In deze zaak heeft de Rechtbank Amsterdam op 7 december 2016 uitspraak gedaan in een civiele procedure tussen een eiser en ABN AMRO Bank N.V. De eiser, vertegenwoordigd door advocaat mr. J.P.A. Jansen, vorderde schadevergoeding van de bank wegens het verlies van sieraden die in een safeloket waren opgeslagen. De rechtbank heeft vastgesteld dat ABN AMRO aansprakelijk is voor de schade die de eiser heeft geleden door het open boren van het safeloket. De eiser heeft bewijs geleverd van de aanwezigheid van kostbare sieraden ter waarde van € 149.900,- in het safeloket ten tijde van het open boren. De rechtbank heeft de getuigenverklaringen van de kinderen van de eiser als consistent en geloofwaardig beoordeeld, ondanks de bezwaren van ABN AMRO over de geloofwaardigheid van deze verklaringen.
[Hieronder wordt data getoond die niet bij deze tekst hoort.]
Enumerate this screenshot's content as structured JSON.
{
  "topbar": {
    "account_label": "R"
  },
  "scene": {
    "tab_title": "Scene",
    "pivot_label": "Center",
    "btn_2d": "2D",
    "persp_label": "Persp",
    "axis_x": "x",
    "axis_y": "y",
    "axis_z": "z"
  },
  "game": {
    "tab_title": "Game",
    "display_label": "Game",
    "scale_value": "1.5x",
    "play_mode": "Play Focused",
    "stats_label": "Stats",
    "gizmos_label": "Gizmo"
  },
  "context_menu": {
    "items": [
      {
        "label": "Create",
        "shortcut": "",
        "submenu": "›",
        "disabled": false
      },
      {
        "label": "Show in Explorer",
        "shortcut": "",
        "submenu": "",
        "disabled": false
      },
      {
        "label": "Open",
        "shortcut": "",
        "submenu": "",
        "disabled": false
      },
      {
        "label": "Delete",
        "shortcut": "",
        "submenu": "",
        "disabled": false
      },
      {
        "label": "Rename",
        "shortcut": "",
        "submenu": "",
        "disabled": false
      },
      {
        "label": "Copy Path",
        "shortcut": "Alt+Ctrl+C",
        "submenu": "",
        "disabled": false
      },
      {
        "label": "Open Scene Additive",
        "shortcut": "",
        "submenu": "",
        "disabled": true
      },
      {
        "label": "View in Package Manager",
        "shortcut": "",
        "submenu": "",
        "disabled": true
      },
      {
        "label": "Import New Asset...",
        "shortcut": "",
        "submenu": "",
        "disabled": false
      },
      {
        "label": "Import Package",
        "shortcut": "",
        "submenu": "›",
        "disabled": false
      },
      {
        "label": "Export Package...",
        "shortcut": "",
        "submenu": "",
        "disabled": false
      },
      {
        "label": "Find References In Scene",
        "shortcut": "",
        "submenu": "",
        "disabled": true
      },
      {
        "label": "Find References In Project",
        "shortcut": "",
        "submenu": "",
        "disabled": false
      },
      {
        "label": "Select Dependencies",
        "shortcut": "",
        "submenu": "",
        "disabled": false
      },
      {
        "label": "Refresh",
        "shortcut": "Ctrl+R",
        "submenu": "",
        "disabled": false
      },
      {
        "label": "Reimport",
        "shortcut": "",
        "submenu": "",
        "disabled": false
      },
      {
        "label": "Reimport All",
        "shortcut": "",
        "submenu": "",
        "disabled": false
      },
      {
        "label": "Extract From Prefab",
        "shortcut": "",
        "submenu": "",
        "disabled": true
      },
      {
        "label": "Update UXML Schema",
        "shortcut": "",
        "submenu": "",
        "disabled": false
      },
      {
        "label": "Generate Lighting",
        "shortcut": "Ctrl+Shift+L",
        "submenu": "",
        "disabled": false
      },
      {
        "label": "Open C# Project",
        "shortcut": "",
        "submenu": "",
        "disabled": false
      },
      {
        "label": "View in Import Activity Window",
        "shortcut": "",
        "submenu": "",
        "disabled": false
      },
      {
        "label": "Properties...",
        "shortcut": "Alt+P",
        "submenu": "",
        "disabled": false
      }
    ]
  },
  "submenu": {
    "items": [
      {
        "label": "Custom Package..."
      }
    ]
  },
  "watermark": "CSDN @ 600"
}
De rechtbank heeft vastgesteld dat de hoogte van de schade niet exact kon worden vastgesteld, maar heeft op basis van de beschikbare gegevens een schatting gemaakt. De rechtbank heeft de vordering van de eiser toegewezen tot het bedrag van € 45.378,02, rekening houdend met de aansprakelijkheidsbeperking van ABN AMRO tot fl. 100.000,-. Daarnaast is ABN AMRO veroordeeld in de proceskosten van de eiser, die zijn begroot op € 4.756,19. De rechtbank heeft ook de wettelijke rente over de toegewezen bedragen toegewezen en het vonnis uitvoerbaar bij voorraad verklaard.
De uitspraak benadrukt de verantwoordelijkheden van banken met betrekking tot de zorg voor de eigendommen van hun klanten en de gevolgen van nalatigheid in het beheer van deze eigendommen.